The secret to teetotalling kids may have been discovered by a teen with a taste for the straight life.
Chelsea Lynn Jurman, a seventeen-year-old from New York, is one of forty finalists in the new incarnation of the Westinghouse Science competition, with her social science study of what influence talk of parents' wild party days has on their teen's drinking habits.
The news, Jurman found, is not good. If you talk about teenage indiscretions in front of your kids, her survey of one hundred twenty-three teens shows they're more likely to believe that it's acceptable to do so themselves. If the kids didn't hear much about their parents drinking as kids, they were more likely to just say no.
I'm divided on how I feel about this study. I've always felt there's a delicate balance between lying to our kids and revealing too much. It's my problem with kids and parents meeting on Facebook - not everyone in the family needs to know EVERYTHING about each other.
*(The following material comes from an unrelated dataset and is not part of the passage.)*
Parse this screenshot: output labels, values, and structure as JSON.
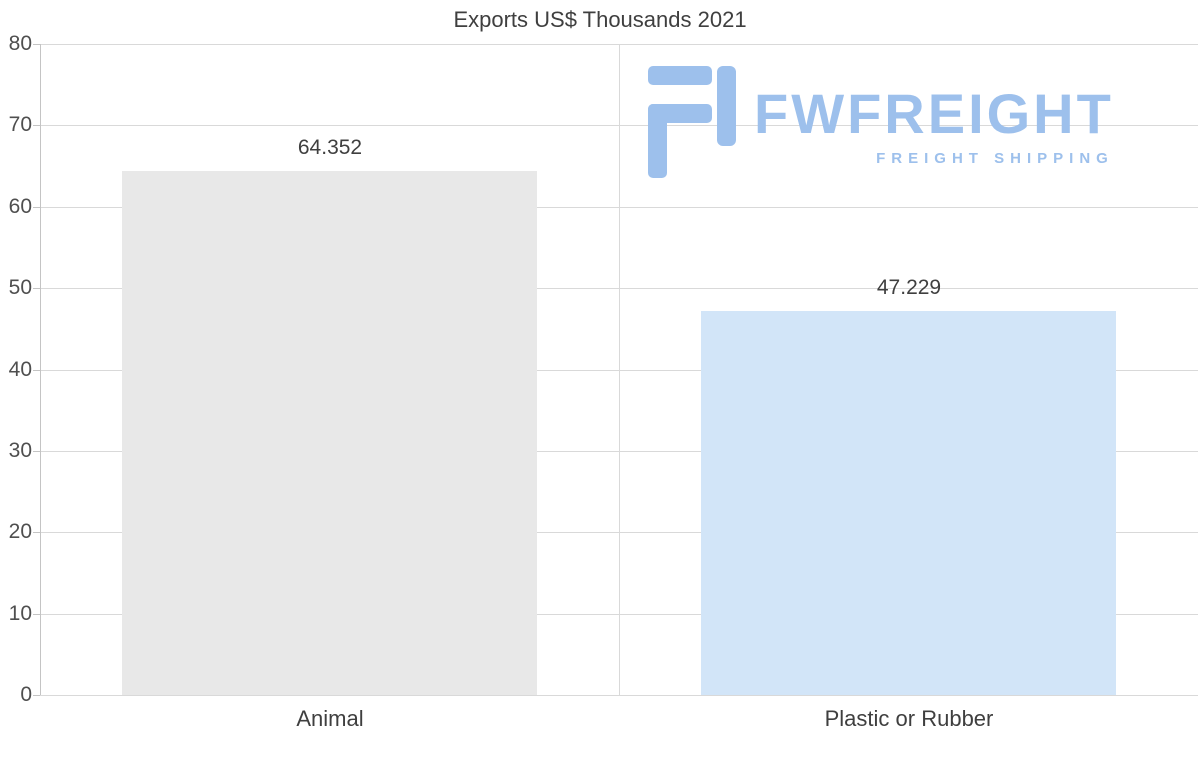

Telling kids about your youthful indiscretions, then instructing them not to copy you, is literally the "do as I say, not as I do" model of parenting - which works, um, never.
On the other hand, if my now three-year-old daughter one days asks if I had any alcohol as a child, I don't think I can lie to her. "No, Mommy waited until she was twenty-one and in perfect accordance with all laws" is A. a lie B. not realistic and C. likely to make a teenager roll her eyes and walk away. I'll lose that "teachable moment" we're always searching for. I'd like to think I'll divulge the bits that are most important for a growing teen - "Yes, I drank, but I never drove with any alcohol in my system," or "Yes, but I never drank at a party where I didn't know everyone, and trust everyone."
My colleague Shannon discussed the interesting theory that some parents think they need to drink FOR the kids, but this isn't a matter of how you model drinking behaviors today (which I do think is an important part of developing appropriate attitudes toward alcohol). Parents have to decide how much of their past they can edit. Is there anything you'll be holding back?